In deciding that a strip search without suspicion of contraband passes muster under the 4th Amendment, the Supreme Court managed to knock out the 1st Amendment at the very same time. At a time when local governments are already over-regulating speech and assembly (just ask me, I'm from Chicago), the Court's decision poses a very real threat to widespread citizen participation in protest.

Many of us have been willing to go into the streets to protest things: the war in Afghanistan, income inequality, even -- especially -- the very fact of trying to criminalize protest. And many of those (in a proud line of descent from Henry David Thoreau) have been willing to be jailed for civil disobedience, if protest requires that.

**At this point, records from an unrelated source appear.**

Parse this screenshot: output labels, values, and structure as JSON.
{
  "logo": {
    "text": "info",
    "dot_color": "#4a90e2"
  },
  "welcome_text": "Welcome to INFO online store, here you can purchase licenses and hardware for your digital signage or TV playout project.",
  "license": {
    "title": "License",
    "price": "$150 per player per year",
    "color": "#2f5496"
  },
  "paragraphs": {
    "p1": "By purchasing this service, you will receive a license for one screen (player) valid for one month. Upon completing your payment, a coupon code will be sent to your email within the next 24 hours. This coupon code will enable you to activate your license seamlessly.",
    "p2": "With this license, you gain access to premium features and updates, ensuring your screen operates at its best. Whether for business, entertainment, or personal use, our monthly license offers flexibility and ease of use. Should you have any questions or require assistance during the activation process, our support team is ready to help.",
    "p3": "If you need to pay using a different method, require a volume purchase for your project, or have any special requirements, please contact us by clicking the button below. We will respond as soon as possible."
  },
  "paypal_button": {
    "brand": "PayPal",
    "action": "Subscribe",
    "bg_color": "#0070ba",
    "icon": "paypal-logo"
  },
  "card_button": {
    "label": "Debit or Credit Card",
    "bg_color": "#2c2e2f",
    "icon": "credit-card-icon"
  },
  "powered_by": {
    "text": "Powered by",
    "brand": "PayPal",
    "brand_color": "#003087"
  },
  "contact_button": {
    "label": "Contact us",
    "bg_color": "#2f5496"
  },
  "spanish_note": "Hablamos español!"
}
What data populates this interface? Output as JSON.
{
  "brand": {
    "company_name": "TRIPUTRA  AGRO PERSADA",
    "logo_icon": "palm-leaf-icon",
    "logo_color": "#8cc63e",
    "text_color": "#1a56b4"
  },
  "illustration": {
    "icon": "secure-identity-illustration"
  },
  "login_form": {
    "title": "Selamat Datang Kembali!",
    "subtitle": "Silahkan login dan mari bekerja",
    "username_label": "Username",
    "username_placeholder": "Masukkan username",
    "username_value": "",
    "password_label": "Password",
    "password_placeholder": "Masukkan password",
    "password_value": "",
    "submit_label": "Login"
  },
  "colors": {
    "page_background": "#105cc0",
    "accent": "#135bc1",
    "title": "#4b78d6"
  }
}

But how many of us will be willing to go to jail and risk being strip-searched? Just the thought of that violation of my privacy has me wondering whether it's worthwhile to raise my voice. The Supreme Court has just eradicated all the First Amendment jurisprudence protecting protesters from the "chilling effect" of excess regulation -- and without so much as reading briefs or hearing arguments on the subject. A neat trick, that.

It's hard to admire the skill of the bowler, though, when you're one of the ones being knocked down.